Looking on the bright side, the Supreme Court has ruled that something that President Obama has done is definitively not unconstitutional.
That’s probably the best that can be said of the 5-4 decision by the High Court today in upholding the ironically named Affordable Health Care Act.
On the downside for Obama, he goes into the final four months of the election campaign saddled with a decision that says he has raised taxes on some of the nation’s poorest people — for that is what the court said will be happening, 18 months from now, when the health insurance mandate part of the new Act takes effect, and people who have no employer-provided health plan, and no other kind of coverage, fail to buy a policy for themselves and their families. They will be socked with a bill by the IRS, and while the Obama administration and supporters of the act in Congress were at pains to say that the payment such people would be hit with would be a fine, the Justices in the majority were adamant that it would be a tax.
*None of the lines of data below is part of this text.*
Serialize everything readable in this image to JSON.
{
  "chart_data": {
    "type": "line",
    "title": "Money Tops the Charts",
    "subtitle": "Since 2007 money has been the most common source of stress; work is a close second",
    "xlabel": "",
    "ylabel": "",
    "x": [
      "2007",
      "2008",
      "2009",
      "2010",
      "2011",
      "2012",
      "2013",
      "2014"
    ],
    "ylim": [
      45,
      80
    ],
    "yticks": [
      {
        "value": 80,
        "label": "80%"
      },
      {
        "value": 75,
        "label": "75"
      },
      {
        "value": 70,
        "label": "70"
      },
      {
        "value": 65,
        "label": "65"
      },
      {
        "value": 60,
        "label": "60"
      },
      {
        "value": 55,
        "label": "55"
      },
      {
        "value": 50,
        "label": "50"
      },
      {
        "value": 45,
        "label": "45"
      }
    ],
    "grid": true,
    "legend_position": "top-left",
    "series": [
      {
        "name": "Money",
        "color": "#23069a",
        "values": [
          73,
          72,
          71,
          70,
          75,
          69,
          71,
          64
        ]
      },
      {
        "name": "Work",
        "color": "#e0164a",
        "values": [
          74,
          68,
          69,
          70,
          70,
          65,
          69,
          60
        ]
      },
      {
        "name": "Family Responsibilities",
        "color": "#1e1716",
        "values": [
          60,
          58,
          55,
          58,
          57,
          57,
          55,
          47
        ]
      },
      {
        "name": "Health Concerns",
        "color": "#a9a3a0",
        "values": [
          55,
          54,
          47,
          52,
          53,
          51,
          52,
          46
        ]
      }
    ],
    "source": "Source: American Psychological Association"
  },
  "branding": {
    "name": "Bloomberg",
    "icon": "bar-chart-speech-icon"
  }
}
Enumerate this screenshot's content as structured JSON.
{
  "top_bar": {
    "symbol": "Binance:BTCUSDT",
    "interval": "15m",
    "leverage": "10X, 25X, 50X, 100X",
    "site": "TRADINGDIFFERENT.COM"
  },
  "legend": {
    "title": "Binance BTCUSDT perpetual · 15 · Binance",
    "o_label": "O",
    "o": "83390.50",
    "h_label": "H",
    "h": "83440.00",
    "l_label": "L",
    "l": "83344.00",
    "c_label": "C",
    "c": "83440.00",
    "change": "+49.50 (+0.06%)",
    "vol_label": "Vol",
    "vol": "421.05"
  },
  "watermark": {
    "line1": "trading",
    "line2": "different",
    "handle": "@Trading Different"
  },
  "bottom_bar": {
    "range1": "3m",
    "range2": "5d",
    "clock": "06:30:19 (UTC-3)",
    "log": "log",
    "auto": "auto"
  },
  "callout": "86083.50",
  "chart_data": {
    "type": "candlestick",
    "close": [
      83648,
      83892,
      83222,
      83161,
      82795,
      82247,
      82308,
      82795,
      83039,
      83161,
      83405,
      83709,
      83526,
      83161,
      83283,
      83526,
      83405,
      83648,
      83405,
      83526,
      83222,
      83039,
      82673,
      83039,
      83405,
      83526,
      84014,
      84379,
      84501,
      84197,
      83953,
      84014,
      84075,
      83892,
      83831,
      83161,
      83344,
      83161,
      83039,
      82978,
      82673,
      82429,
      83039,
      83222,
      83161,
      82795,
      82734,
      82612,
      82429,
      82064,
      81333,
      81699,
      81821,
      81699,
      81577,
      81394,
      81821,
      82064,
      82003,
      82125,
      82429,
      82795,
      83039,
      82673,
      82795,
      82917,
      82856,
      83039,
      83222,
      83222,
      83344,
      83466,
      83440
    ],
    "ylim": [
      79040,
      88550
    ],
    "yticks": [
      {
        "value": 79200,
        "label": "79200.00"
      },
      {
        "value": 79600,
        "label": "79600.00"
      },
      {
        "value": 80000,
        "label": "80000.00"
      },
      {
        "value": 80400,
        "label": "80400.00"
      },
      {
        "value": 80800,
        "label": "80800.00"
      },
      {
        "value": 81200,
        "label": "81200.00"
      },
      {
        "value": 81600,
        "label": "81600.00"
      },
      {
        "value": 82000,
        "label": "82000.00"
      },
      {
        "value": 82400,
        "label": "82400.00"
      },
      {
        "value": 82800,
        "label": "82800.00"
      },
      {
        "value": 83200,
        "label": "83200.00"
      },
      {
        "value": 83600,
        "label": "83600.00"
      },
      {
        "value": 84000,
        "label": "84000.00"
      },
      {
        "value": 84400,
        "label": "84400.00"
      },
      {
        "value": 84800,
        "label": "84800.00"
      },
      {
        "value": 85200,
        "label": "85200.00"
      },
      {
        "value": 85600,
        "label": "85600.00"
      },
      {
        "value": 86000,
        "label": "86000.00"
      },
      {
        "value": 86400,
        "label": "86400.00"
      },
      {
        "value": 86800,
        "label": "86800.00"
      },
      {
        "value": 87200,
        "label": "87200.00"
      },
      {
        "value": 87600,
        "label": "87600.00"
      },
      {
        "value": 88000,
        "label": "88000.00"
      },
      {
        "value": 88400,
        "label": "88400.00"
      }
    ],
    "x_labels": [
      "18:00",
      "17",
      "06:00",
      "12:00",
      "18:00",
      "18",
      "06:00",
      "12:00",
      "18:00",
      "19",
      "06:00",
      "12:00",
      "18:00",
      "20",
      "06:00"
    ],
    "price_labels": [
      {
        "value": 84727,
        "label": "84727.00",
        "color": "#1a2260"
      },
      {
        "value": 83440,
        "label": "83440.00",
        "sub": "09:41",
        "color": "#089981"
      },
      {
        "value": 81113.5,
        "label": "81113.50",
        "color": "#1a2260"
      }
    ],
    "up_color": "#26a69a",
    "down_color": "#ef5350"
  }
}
Also taking a hit were Republicans, who universally oppose what they have been deprecatingly calling “Obamacare.” Republicans, including their presidential candidate- in-waiting Mitt Romney, have vowed to eliminate the act after the November election if they win, though unless they do surprisingly well in the Senate and come up with close to a 60-40 majority — very unlikely — they will in truth be unable to do that.
Romney, who as governor of Massachusetts launched a state health plan that included an insurance mandate with a fine for not having insurance, which was clearly the model for the federal law, is in the awkward position of another Massachusetts presidential contender, John Kerry, who went down to defeat in part because he voted for an $87-billion bill funding the Iraq War and then voted against it, leaving him lamely explaining to reporters that “I actually did vote for the $87 billion before I voted against it.” Now Mitt Romney will have to be saying, for the next four months, that “I was for an insurance mandate before I was against it.”
Not an enviable position to be in as a candidate!